After Di Cresce left the company in 2016, Mackenzie Lush joined as VP of development and production for scripted TV from 2017 to 2020 and introduced Piovesan to Koul’s book and the CBC podcast. Now, Piovesan finds herself continually drawn into TV’s collaborative nature and the ability to work with different people.

“Unlike feature films, in TV, you can work with a broadcaster or another stakeholder and they are engaged in the process,” says Piovesan. “Whereas in independent feature filmmaking you’re often developing in a vacuum.”

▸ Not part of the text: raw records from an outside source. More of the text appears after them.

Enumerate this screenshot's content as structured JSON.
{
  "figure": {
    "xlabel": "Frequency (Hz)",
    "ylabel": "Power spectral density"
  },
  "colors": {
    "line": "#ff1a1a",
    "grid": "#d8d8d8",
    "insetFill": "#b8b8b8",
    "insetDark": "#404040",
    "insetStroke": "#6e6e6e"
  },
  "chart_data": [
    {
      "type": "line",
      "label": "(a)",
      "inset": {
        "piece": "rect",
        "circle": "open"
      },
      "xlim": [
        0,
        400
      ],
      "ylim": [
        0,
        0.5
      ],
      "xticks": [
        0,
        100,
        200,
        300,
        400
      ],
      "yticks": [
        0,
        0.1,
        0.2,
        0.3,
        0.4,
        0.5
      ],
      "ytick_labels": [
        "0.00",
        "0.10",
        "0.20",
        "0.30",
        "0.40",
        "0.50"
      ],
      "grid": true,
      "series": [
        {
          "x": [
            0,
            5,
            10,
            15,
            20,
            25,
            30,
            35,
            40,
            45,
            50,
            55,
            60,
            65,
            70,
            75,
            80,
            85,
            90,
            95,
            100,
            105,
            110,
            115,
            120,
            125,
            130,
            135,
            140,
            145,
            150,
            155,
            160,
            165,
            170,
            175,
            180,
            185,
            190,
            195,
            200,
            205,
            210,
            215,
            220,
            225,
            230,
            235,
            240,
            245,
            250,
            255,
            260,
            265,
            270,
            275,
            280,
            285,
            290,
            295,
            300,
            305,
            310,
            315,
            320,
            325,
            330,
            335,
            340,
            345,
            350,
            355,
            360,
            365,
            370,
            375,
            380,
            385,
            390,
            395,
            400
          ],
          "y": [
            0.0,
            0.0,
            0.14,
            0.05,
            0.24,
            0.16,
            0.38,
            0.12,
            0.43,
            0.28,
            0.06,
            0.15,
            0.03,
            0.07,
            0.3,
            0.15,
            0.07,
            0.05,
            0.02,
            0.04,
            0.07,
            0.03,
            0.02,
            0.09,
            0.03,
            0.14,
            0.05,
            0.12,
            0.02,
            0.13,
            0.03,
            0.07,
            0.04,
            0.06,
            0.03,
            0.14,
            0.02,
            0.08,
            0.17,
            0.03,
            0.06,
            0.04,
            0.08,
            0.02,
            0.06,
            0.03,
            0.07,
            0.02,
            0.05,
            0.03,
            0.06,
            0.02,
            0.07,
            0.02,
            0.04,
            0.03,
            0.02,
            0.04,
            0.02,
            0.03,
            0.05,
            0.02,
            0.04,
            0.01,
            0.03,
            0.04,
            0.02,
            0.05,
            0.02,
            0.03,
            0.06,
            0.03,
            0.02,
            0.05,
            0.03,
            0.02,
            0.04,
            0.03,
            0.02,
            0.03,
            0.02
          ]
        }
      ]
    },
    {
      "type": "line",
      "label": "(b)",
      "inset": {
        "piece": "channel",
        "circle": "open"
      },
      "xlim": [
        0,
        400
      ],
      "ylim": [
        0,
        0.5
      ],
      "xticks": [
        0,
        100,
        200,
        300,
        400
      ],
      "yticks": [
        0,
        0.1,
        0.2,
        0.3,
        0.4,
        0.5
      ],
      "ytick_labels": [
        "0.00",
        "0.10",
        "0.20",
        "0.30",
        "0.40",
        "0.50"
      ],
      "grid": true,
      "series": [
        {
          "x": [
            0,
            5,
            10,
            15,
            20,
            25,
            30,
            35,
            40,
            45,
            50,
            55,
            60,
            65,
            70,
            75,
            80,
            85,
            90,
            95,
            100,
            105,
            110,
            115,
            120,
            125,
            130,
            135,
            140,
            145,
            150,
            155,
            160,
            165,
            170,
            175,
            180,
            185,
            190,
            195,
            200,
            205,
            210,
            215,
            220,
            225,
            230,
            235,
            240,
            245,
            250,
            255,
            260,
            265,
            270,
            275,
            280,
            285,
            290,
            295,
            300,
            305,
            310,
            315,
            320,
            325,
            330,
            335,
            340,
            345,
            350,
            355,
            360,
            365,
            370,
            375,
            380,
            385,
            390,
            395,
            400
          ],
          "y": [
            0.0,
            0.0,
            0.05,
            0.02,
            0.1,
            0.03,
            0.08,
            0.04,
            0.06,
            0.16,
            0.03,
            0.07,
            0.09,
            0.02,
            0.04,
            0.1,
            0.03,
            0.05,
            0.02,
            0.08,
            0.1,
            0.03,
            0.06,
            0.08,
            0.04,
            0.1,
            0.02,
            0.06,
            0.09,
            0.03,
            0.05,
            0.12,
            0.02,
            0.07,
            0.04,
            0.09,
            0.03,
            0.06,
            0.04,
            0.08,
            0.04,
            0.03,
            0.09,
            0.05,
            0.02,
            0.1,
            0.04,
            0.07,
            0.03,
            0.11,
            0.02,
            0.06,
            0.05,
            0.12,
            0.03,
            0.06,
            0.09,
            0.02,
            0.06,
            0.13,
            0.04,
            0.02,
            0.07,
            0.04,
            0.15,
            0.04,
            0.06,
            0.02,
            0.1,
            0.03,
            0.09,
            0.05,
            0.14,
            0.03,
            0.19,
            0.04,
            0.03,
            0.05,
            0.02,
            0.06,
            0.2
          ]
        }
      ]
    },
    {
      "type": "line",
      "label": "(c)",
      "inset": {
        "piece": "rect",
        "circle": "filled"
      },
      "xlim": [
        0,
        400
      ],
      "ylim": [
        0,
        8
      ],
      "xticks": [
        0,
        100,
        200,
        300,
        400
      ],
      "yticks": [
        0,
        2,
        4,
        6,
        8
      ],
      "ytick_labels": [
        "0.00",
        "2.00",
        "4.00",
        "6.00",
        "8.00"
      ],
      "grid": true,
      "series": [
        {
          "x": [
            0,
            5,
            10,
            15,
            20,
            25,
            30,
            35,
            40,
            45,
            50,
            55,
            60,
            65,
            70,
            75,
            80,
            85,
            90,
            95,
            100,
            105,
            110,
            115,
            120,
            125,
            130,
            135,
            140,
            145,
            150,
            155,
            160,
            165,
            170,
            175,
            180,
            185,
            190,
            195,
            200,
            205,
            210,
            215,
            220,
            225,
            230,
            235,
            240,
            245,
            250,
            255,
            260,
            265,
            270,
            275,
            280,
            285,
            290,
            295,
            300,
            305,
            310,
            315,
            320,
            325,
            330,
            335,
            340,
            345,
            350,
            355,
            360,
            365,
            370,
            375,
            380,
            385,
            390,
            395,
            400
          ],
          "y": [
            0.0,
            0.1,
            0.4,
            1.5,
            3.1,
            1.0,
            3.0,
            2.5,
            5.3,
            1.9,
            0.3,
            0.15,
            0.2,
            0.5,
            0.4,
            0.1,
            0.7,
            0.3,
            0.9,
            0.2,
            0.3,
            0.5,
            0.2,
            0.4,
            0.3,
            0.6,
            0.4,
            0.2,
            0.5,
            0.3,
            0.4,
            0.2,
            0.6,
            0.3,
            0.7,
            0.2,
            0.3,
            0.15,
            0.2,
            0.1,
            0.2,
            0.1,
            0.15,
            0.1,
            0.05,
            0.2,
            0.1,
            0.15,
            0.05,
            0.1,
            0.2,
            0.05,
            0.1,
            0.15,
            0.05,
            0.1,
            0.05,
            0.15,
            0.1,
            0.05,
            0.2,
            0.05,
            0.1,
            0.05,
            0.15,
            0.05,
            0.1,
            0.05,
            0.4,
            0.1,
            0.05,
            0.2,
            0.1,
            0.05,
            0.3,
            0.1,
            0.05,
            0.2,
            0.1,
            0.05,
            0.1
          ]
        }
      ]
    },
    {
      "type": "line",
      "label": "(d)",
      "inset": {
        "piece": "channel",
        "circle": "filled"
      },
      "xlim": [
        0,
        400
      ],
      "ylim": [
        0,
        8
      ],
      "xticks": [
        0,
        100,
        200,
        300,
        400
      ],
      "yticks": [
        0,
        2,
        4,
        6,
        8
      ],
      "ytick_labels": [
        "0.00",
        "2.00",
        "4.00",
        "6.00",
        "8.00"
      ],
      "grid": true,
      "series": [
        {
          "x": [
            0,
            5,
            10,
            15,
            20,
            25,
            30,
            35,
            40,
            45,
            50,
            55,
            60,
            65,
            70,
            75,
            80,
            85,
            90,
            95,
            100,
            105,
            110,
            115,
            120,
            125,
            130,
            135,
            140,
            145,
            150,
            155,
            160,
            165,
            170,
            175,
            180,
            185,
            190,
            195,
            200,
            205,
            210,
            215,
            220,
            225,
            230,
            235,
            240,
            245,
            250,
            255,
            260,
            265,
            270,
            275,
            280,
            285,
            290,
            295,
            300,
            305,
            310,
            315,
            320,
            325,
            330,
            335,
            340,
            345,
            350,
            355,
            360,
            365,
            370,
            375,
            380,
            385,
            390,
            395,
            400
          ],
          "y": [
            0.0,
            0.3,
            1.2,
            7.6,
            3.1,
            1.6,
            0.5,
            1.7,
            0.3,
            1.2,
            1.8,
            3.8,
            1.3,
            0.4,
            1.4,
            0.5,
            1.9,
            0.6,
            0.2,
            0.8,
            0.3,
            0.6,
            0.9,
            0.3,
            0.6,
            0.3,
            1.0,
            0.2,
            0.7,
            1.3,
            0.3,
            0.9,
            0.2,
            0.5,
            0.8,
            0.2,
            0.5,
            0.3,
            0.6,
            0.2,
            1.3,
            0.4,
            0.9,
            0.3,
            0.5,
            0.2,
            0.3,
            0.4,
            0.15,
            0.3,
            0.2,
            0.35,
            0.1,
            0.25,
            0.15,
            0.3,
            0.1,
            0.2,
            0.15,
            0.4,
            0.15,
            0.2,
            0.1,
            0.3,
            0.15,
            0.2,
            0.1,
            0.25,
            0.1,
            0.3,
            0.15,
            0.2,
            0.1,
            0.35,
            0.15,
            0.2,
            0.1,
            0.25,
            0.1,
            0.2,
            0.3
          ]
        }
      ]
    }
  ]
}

Piovesan is enjoying a diverse slate, but such a prolific output has her mulling over the future for her company. She’s now deciding whether she wants to raise capital and grow her company’s team and slate, or find another company to partner with and turn First Generation Films into a co-venture.

Ultimately, the company can’t continue as it has been, says Piovesan, noting she loves making TV and doesn’t plan to stop at any point. She wants to keep developing a diverse slate, but won’t be able to keep doing so without some changes and more financial help.

“I’ve been very fortunate to develop a slate that has engaged the marketplace, but I’m trying to figure out what’s next – and what’s First Gen 2.0,” she says. “I’m at a transition point and I probably won’t be operating this same way for much longer.”